December 13, 2008

“But I meant well . . .”

There are few words I hate to say more than, “I had good intentions . . .” Other people might excuse failure if I mean well, but I am beginning to realize that good intentions don’t cut it with God, so they ought not to be an excuse for a shortfall on my part. Instead, I’m far better to ask for forgiveness.

Today I read Hebrews 5:8-9: “Though He (Jesus) was a Son, yet He learned obedience by the things which He suffered. And having been perfected, He became the author of eternal salvation to all who obey Him.”

In a former post I pondered the question: Why did Jesus, who never sinned, have to “learn” obedience? At that time I wondered, since it was not His nature to disobey and He knows all things, why did He have to “learn” anything?

Perhaps because He was fully human and He was demonstrating the importance of obedience? As a man, He showed us how to depend on the Father for everything even as He was tested by trials like we are. All that happened to Him called for a choice and as He made those right choices, we can see the reality of His perfection as fully God and fully man.

My devotional reading says that He also had to learn obedience to be our perfect High Priest. He was in a new role and as He obeyed the Father, He became the author of our salvation. He couldn’t accomplish that by good intentions; He had to follow through.

Learning obedience to God is the same for me too. Proverbs 29:19 says, “A servant will not be corrected by mere words; for though he understands, he will not respond.” I may know what God wants from me, but suffering (intense or not) puts me in a position where I will choose to do something about what I know.

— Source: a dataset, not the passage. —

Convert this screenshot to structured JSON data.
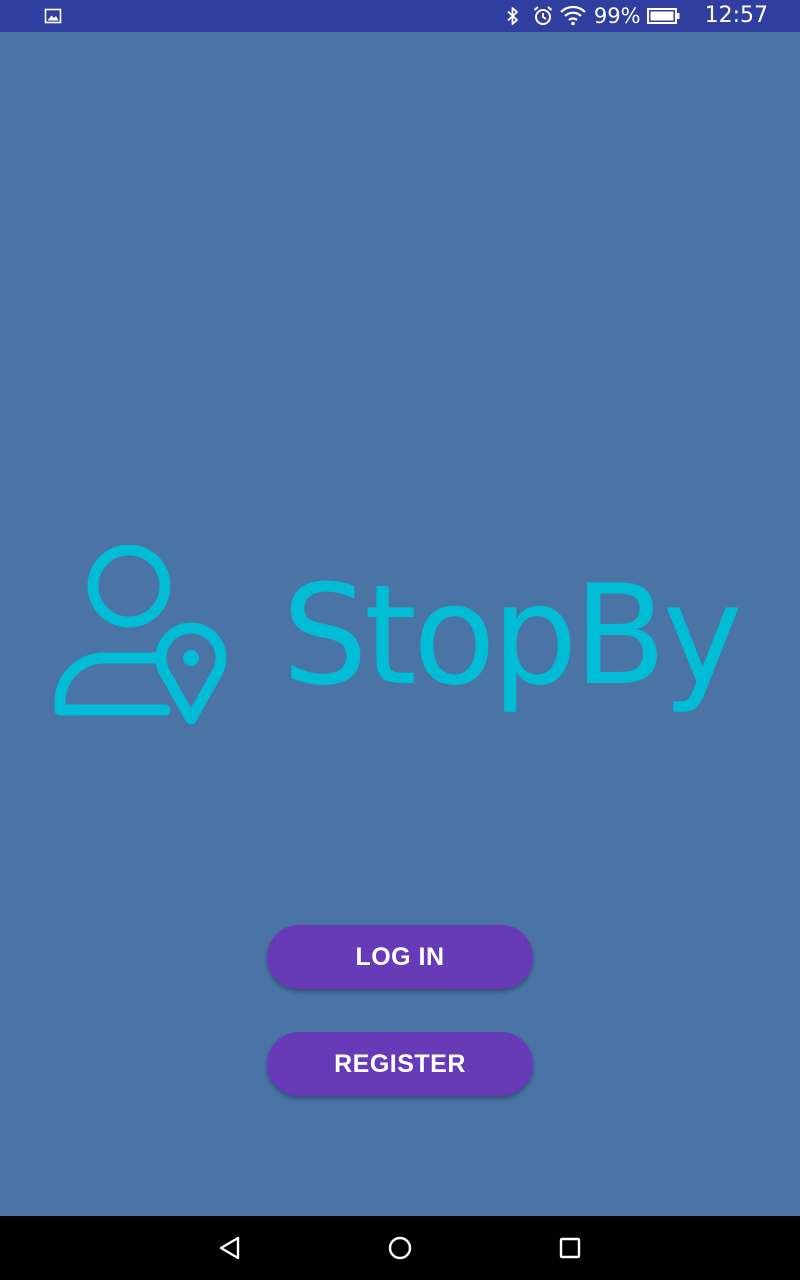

Until then, I’ve not actually “learned” obedience. A truth might be in my head, but it is not part of my life until I obey it.

Sometimes Christians call that “head knowledge.” I am aware of a particular thing intellectually, but my terminology falls short after that if I say “it needs to be known in my heart.” That isn’t quite the way God says it. He wants me to know it, head and heart, but also obey what I know and make it part of my life.

Mere knowledge isn’t good enough. Salvation didn’t happen to me because I knew about Jesus, or because I went to Sunday school and church and acquired a head full of theology. Jesus didn’t save me because I memorized verses or knew doctrine. He cares about obedience.

Yet even obedience comes second. It is a mark of those who are already saved, not a way to be saved. In Matthew 7, Jesus said, “Not everyone who says to Me, ‘Lord, Lord,’ shall enter the kingdom of heaven, but he who does the will of My Father in heaven. Many will say to Me in that day, ‘Lord, Lord, have we not prophesied in Your name, cast out demons in Your name, and done many wonders in Your name?’ And then I will declare to them, ‘I never knew you; depart from Me, you who practice lawlessness!’” (Matthew 7:21-23)

Some will stand before Him and say ‘Lord’ as if He is their lord, but they do not do what He commands; that is mockery. Yet others will point out their good deeds done in His name, and Jesus will also banish them because that is not enough.

The key is not what only what I say or do, but whether or not He knows me. As He says in John 10:27, “My sheep hear My voice, and I know them, and they follow Me.”

A saving relationship with Jesus is not about what I call Him or even about what I do, as important as that is. Unless I know Him and He knows me, all my talk and even my obedience is useless, as useless as any excuses about good intentions.